PAKISTAN : Shafqat Hussain a été exécuté

[Le 4 août 2015] - Le Pakistan a pendu mardi matin Shafqat Hussain, symbole de l'opposition à la reprise des exécutions au pays car condamné à mort à "l'adolescence", s'indignent ses avocats, et au terme d'une procédure ne respectant pas les "normes internationales" d'après l'ONU.

Au lendemain du raid des talibans contre une école de Peshawar (nord-ouest) qui avait fait 154 morts en décembre, le Pakistan avait recommencé à exécuter les condamnés à mort, y compris ceux n'ayant aucun lien avec des mouvements considérés comme "terroristes".  

L'ONU, l'Union européenne (UE) et des organisations de défense des droits de l'Homme avaient aussitôt fustigé cette nouvelle politique, ce qui n'a pas empêché depuis le gouvernement de faire pendre environ 180 condamnés à mort parmi les 8.000 qui croupissent dans les geôles pakistanaises. 

Issu d'une famille pauvre du Cachemire (nord-est), Shafqat Hussain n'avait aucun lien avec le carnage taliban de Peshawar, mais son cas était devenu emblématique des limites de la politique d'exécution du gouvernement dans un pays où les "confessions" sont parfois arrachées de force aux suspects, qui n'ont d'ailleurs souvent pas de papier d'identité pour prouver leur âge réel. 

Condamné à mort il y a une décennie pour le meurtre d'un garçon de sept ans à Karachi, métropole du sud du pays, Shafqat Hussain avait plaidé son innocence et soutenu avoir "fait des aveux" après des jours de torture policière.  

En appel, ses nouveaux avocats avaient plaidé en vain qu'il était mineur au moment des faits reprochés et donc qu'il ne pouvait être pendu, la loi et les traités internationaux ratifiés par le Pakistan lui interdisant l'exécution de personnes reconnues coupables de crimes avant leurs 18 ans. 

Mais si les autorités pakistanaises refusaient de rouvrir l'enquête, elles respectaient toutefois un moratoire qui empêchait la pendaison du jeune homme. Mais après le raid de Peshawar, le Pakistan a levé son moratoire et le destin de Shafqat Hussain a basculé. 

- Allégations de torture - 

Des organisations de défense des droits de l'Homme ont mené une vaste campagne pour le sauver, tandis que des diplomates européens ont évoqué son cas au sommet de l'Etat en pensant avoir un atout particulier en main. 
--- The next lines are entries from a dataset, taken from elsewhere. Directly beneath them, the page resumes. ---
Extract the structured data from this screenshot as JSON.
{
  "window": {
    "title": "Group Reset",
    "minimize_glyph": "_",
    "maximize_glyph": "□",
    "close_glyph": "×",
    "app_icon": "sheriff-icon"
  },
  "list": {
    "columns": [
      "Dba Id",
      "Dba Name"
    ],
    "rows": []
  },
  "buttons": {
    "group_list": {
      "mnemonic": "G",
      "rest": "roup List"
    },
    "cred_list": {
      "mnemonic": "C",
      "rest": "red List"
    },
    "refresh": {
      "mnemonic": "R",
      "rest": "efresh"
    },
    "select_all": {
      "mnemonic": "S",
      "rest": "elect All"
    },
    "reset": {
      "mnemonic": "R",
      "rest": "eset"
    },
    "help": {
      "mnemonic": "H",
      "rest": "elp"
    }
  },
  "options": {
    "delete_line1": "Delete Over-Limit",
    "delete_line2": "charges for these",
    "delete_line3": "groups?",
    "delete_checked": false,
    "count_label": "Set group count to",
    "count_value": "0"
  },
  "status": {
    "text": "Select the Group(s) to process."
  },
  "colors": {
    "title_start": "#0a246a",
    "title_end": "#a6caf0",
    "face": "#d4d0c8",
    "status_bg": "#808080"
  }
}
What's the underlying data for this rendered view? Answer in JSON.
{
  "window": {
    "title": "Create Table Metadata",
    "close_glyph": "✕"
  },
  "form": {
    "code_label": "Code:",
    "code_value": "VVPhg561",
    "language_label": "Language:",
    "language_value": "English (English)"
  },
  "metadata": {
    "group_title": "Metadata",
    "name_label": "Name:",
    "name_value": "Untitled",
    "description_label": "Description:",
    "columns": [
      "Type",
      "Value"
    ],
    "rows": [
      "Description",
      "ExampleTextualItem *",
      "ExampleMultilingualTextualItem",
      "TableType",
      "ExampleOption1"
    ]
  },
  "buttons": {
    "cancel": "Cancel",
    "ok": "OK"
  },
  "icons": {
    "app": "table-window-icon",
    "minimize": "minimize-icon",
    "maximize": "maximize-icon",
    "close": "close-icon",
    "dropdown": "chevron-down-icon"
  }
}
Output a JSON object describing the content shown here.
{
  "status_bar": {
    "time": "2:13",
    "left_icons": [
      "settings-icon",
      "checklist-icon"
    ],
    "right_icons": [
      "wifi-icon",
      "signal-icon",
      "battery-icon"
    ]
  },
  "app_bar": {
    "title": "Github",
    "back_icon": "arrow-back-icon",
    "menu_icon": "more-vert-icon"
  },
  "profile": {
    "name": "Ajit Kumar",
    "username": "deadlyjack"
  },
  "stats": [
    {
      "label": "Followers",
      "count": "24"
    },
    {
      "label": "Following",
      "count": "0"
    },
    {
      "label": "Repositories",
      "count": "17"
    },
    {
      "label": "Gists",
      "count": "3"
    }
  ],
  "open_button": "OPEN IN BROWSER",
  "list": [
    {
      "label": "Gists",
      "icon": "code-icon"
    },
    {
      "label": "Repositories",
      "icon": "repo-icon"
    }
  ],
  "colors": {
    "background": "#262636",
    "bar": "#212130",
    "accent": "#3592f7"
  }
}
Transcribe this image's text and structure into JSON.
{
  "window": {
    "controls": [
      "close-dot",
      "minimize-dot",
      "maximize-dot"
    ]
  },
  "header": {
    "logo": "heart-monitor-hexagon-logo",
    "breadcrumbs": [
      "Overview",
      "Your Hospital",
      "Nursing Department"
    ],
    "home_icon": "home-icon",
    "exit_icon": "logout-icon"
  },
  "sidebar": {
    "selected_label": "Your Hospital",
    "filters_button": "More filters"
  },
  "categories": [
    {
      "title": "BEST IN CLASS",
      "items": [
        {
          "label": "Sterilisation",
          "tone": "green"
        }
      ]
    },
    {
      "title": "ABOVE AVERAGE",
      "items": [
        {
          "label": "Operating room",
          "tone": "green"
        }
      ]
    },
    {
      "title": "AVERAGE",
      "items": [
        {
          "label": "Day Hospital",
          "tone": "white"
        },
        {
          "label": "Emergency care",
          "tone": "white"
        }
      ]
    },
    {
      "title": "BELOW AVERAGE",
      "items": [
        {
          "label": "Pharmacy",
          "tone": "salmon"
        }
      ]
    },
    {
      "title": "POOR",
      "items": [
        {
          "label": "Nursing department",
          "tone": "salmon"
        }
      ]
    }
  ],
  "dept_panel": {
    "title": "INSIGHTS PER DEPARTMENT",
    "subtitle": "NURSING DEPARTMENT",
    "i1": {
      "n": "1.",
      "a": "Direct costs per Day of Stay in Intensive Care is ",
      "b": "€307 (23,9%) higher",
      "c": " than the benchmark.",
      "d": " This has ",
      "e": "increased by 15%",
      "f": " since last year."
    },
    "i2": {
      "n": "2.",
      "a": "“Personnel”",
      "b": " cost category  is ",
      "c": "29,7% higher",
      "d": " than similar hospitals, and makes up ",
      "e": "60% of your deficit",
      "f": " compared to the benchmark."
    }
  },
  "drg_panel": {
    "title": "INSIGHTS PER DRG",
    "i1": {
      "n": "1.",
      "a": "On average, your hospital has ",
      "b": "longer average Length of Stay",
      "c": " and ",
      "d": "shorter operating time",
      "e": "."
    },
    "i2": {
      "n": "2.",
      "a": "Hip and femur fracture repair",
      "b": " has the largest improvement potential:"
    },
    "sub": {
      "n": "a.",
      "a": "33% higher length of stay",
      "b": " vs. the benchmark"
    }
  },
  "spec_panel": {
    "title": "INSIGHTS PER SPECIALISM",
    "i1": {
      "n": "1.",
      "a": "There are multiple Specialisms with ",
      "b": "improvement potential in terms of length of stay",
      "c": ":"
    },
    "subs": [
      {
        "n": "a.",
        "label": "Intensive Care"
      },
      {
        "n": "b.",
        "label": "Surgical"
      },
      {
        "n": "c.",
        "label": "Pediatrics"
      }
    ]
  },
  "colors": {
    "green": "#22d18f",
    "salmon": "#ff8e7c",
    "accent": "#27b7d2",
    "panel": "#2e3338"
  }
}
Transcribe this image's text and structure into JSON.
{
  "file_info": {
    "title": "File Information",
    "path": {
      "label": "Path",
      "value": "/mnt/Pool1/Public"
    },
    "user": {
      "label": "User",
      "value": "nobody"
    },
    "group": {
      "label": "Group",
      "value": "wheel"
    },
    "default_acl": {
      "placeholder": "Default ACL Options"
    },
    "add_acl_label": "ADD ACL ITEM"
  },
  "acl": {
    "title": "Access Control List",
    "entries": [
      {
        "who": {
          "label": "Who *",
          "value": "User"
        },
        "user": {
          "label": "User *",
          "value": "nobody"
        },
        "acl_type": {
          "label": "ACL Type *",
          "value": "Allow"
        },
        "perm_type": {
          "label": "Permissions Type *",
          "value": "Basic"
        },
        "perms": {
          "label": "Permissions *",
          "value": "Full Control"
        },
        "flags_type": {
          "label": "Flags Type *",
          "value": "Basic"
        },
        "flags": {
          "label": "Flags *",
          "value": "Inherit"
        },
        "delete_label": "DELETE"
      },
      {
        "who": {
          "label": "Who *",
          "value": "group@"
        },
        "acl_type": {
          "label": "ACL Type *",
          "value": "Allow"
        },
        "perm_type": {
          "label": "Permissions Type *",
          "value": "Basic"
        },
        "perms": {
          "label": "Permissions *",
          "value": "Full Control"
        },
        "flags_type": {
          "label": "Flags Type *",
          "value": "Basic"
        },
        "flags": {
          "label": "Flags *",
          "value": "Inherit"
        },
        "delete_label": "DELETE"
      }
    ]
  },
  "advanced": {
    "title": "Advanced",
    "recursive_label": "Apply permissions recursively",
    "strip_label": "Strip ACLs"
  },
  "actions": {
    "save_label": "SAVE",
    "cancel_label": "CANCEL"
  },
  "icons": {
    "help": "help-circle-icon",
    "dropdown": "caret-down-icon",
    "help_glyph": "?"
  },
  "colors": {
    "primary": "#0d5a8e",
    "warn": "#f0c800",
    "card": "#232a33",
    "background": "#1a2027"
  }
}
C'est que le Pakistan avait obtenu l'an dernier de l'UE le statut de GSP+, lui permettant de vendre son textile sans droit de douane sur le vieux Continent en échange d'engagements en matière de respect des droits de l'Homme, une politique européenne qui a permis d'augmenter d'un milliard de dollars ses exportations. 

A l'hiver, face à la fronde, les autorités pakistanaises avaient finalement accepté d'enquêter sur l'âge réel de Shafqat Hussain au moment des faits, sans toutefois se pencher sur les allégations de torture.  

Au terme d'une enquête du Bureau fédéral des investigations (FIA), les autorités ont soutenu qu'il était majeur au moment des faits et ce, en dépit de son certificat de naissance présenté par ses avocats selon lequel il était bien mineur.  

Un groupe d'experts de l'ONU a conclu que son procès ne respectait pas "les normes internationales". Et dans un dernier effort, des responsables pakistanais ont tenté lundi de convaincre le président Mamnoon Hussain de surseoir à son exécution. En vain. 

Shafqat Hussain a été exécuté mardi au petit matin, une "dizaine de minutes avant la prière de l'aube" selon une source carcérale, après avoir passé une décennie dans les "couloirs de la mort" à craindre ce dernier réveil. Sa dépouille a été remise à ses frères sur place. 

"Pourquoi ont-ils pendu mon frère, simplement parce que nous sommes pauvres'", pleurait au Cachemire sa soeur Sumaira Bibi. Et sa mère, la vieille Makhni Begum d'enchaîner: "Mon fils était innocent... Nous ne pouvons plus rien faire, mais ceux qui l'ont tué devront faire face à dieu au jour du jugement dernier".